The four votes come after Murphy filibustered for nearly 15 hours on the Senate floor on Wednesday in an effort to pressure Republicans to pass gun control legislation that would prohibit suspected terrorists from buying guns.

“I’m disappointed by the results tonight, but far from surprised,” Murphy said Monday night in a statement to PEOPLE. “We knew breaking the NRA’s stranglehold on this Congress would be a long, uphill climb. The fact is Americans want a background check system that prevents dangerous people and terrorists from getting their hands on guns.”

“It will take time, but I firmly believe that our democracy does not allow a Congress to be this far out-of-step with the views and values of the people for very long,” he added. “This country is rising up to demand stronger, safer gun laws, and in the face of unspeakable tragedy, our movement for change got stronger this week.”

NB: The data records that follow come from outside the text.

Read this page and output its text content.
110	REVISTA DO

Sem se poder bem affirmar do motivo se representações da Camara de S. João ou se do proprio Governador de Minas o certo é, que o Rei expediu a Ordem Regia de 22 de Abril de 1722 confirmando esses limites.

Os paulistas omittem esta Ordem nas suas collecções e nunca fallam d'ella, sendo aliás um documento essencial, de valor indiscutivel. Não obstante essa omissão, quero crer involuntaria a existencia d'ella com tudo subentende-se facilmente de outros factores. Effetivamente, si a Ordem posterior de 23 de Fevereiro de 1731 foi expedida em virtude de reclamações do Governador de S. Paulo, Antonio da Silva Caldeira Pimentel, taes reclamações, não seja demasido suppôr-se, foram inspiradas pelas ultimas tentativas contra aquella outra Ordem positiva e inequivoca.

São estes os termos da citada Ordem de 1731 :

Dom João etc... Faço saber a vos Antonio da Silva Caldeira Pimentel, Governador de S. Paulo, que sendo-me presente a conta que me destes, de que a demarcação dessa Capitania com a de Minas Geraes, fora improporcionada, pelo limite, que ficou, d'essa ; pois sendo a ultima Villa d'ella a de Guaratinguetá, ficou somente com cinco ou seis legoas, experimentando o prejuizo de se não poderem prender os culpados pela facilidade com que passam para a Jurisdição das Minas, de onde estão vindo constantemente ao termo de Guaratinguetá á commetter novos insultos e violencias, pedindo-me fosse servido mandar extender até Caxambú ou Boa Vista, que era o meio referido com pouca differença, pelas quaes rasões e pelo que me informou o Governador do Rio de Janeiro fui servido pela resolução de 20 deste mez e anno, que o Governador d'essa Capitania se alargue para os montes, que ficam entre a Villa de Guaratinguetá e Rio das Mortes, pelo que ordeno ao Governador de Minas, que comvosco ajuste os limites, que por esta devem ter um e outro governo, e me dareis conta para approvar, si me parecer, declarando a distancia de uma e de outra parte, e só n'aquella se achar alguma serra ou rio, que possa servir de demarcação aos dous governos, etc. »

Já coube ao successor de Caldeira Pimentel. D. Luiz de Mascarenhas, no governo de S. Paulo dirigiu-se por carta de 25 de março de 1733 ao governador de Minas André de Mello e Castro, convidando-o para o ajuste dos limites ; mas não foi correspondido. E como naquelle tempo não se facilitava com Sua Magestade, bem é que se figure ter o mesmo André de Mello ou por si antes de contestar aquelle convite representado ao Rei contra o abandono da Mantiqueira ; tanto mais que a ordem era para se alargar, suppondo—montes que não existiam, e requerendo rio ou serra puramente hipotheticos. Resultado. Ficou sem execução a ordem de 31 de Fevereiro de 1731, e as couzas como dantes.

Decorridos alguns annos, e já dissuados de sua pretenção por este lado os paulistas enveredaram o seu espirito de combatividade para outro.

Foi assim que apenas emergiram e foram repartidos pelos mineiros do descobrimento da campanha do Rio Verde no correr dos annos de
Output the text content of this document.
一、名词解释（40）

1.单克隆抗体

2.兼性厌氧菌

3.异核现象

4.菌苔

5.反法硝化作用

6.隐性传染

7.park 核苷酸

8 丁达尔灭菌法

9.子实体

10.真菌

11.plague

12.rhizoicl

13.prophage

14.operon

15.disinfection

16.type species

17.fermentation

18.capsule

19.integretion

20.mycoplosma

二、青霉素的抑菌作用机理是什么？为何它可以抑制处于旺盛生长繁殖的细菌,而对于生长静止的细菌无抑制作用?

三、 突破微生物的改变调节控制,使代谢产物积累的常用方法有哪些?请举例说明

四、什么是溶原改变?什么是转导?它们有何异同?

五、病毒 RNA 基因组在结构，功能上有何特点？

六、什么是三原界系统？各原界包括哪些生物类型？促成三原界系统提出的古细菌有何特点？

Florida Democrat Sen. Bill Nelson angrily denounced the vote, saying afterward, “What am I going to tell 49 grieving families? The NRA wins again.”

Although the majority of Americans support legislation that would halt gun sales to suspected terrorists, The Washington Post, among other outlets, predicted Murphy’s measure would fail “because those who oppose stricter gun laws are, on the whole, more passionate and politically organized than the average voters who support them.”

A Quinnipiac University poll conducted after December’s San Bernardino shooting showed that 83 percent of registered voters supported banning gun purchases for those on the government’s terrorist watch list. The proposal saw support from 89 percent of Democrats and 77 percent of Republicans, as well as 80 percent of people in gun-owning households. A Gallup poll, also conducted in December, found that 71 percent of adults believed banning gun sales to people on the federal no-fly list would be effective in the U.S. fight against terrorism.

The Post points out, however, that a 2013 Pew Research Study found that “people who prioritize gun rights over gun control are four or five times more likely to contribute money to advocacy groups, contact public officials, sign petitions and express their views on social media.”

Even the notoriously obstinate Donald Trump walked back his support for measures prohibiting people on the terrorist watch list or the no-fly list from buying guns, after apparently caving to pressure from the NRA.

“The NRA has the best interests of our country” at heart, Trump said Sunday on CBS’ Face the Nation, following a meeting with the organization. “These are great people.”